Friday, April 18, 2008

Overwhelming

Bubble slept all night last night! It makes such a difference, I actually feel like going to the gym in a bit. I am sitting in Bubble's room because it is the one place she won't stay for longer than three seconds. I can already tell that it is going to be a long day. She has done nothing but fuss since she got up.

Alpha mom posted on lj that she wanted to post but didn't because people could read it. I'm sure she meant me. I told her to go ahead that I wouldn't be offended. I think that I have hit a point in my life where truth is more important to me than flowers. "Veritas Vincit" was the motto that my father raised me on. It means truth conquers. I feel bad for alpha mom because I have been the wife that feels betrayed a number of times before. No matter what the motive, the pain is real.

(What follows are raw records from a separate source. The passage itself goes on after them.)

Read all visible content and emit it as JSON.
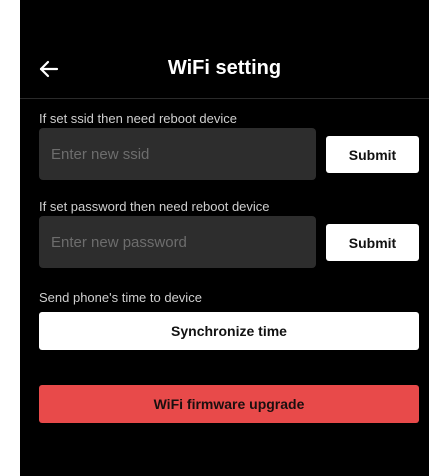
{
  "header": {
    "title": "WiFi setting",
    "back_icon": "arrow-left-icon"
  },
  "ssid_section": {
    "hint": "If set ssid then need reboot device",
    "placeholder": "Enter new ssid",
    "value": "",
    "submit_label": "Submit"
  },
  "password_section": {
    "hint": "If set password then need reboot device",
    "placeholder": "Enter new password",
    "value": "",
    "submit_label": "Submit"
  },
  "time_section": {
    "hint": "Send phone's time to device",
    "button_label": "Synchronize time"
  },
  "upgrade": {
    "button_label": "WiFi firmware upgrade"
  },
  "colors": {
    "background": "#000000",
    "input_background": "#2d2d2d",
    "button_white": "#ffffff",
    "upgrade_red": "#e84a4a"
  }
}
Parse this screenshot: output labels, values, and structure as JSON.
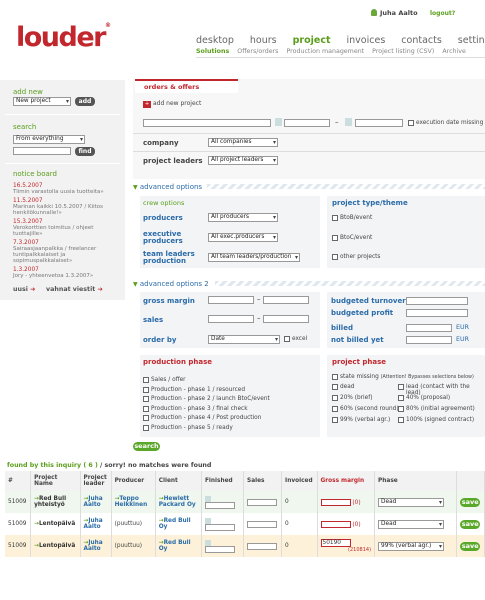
{
  "header": {
    "logo": "louder",
    "logo_reg": "®",
    "user_name": "Juha Aalto",
    "logout": "logout?",
    "nav": [
      "desktop",
      "hours",
      "project",
      "invoices",
      "contacts",
      "settings"
    ],
    "subnav": [
      "Solutions",
      "Offers/orders",
      "Production management",
      "Project listing (CSV)",
      "Archive"
    ]
  },
  "sidebar": {
    "add_new_title": "add new",
    "add_new_select": "New project",
    "add_button": "add",
    "search_title": "search",
    "search_select": "From everything",
    "find_button": "find",
    "notice_title": "notice board",
    "notices": [
      {
        "date": "16.5.2007",
        "text": "Tiimin varastolla uusia tuotteita»"
      },
      {
        "date": "11.5.2007",
        "text": "Marinan kaikki 10.5.2007 / Kiitos henkilökunnalle!»"
      },
      {
        "date": "15.3.2007",
        "text": "Verokorttien toimitus / ohjeet tuottajille»"
      },
      {
        "date": "7.3.2007",
        "text": "Sairaasjaanpalkka / freelancer tuntipalkkalaiset ja sopimuspalkkalaiset»"
      },
      {
        "date": "1.3.2007",
        "text": "Jory - yhteenvetoa 1.3.2007»"
      }
    ],
    "new_label": "uusi",
    "old_label": "vahnat viestit"
  },
  "orders": {
    "tab": "orders & offers",
    "add_project": "add new project",
    "execution_missing": "execution date missing",
    "company_label": "company",
    "company_select": "All companies",
    "leaders_label": "project leaders",
    "leaders_select": "All project leaders"
  },
  "advanced": {
    "title": "advanced options",
    "crew_label": "crew",
    "crew_options": "options",
    "producers_label": "producers",
    "producers_select": "All producers",
    "exec_label": "executive producers",
    "exec_select": "All exec.producers",
    "team_label": "team leaders production",
    "team_select": "All team leaders/production",
    "type_title": "project type/theme",
    "types": [
      "BtoB/event",
      "BtoC/event",
      "other projects"
    ]
  },
  "advanced2": {
    "title": "advanced options 2",
    "gross_margin": "gross margin",
    "sales": "sales",
    "order_by": "order by",
    "order_select": "Date",
    "excel": "excel",
    "budgeted_turnover": "budgeted turnover",
    "budgeted_profit": "budgeted profit",
    "billed": "billed",
    "not_billed": "not billed yet",
    "eur": "EUR"
  },
  "production_phase": {
    "title": "production phase",
    "items": [
      "Sales / offer",
      "Production - phase 1 / resourced",
      "Production - phase 2 / launch BtoC/event",
      "Production - phase 3 / final check",
      "Production - phase 4 / Post production",
      "Production - phase 5 / ready"
    ]
  },
  "project_phase": {
    "title": "project phase",
    "state_missing": "state missing",
    "attention": "(Attention! Bypasses selections below)",
    "left": [
      "dead",
      "20% (brief)",
      "60% (second round)",
      "99% (verbal agr.)"
    ],
    "right": [
      "lead (contact with the lead)",
      "40% (proposal)",
      "80% (initial agreement)",
      "100% (signed contract)"
    ]
  },
  "search_button": "search",
  "results": {
    "found": "found by this inquiry ( 6 )",
    "sorry": " / sorry! no matches were found",
    "columns": [
      "#",
      "Project Name",
      "Project leader",
      "Producer",
      "Client",
      "Finished",
      "Sales",
      "Invoiced",
      "Gross margin",
      "Phase",
      ""
    ],
    "rows": [
      {
        "num": "51009",
        "name": "Red Bull yhteistyö",
        "leader": "Juha Aalto",
        "producer": "Teppo Heikkinen",
        "client": "Hewlett Packard Oy",
        "invoiced": "0",
        "gross": "",
        "gross_note": "(0)",
        "phase": "Dead",
        "save": "save"
      },
      {
        "num": "51009",
        "name": "Lentopäivä",
        "leader": "Juha Aalto",
        "producer": "(puuttuu)",
        "client": "Red Bull Oy",
        "invoiced": "0",
        "gross": "",
        "gross_note": "(0)",
        "phase": "Dead",
        "save": "save"
      },
      {
        "num": "51009",
        "name": "Lentopäivä",
        "leader": "Juha Aalto",
        "producer": "(puuttuu)",
        "client": "Red Bull Oy",
        "invoiced": "0",
        "gross": "50190",
        "gross_note": "(210814)",
        "phase": "99% (verbal agr.)",
        "save": "save"
      }
    ]
  }
}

I feel bad too because I am supposed to be the one she comes to to talk about the issues not BE the issue. although that just goes back to my questioning of our relationship in the first place. It is like she likes being friends with me in private, but she would never invite me to a playgroup or introduce me to her other friends.

In other news, the house is a wreck. I have neglected it for days. So, I guess it is back to the domestic today. Back to the gym, and back to the laundry. I might sew tonight. Maybe something for Bubble to wear to the wedding this weekend.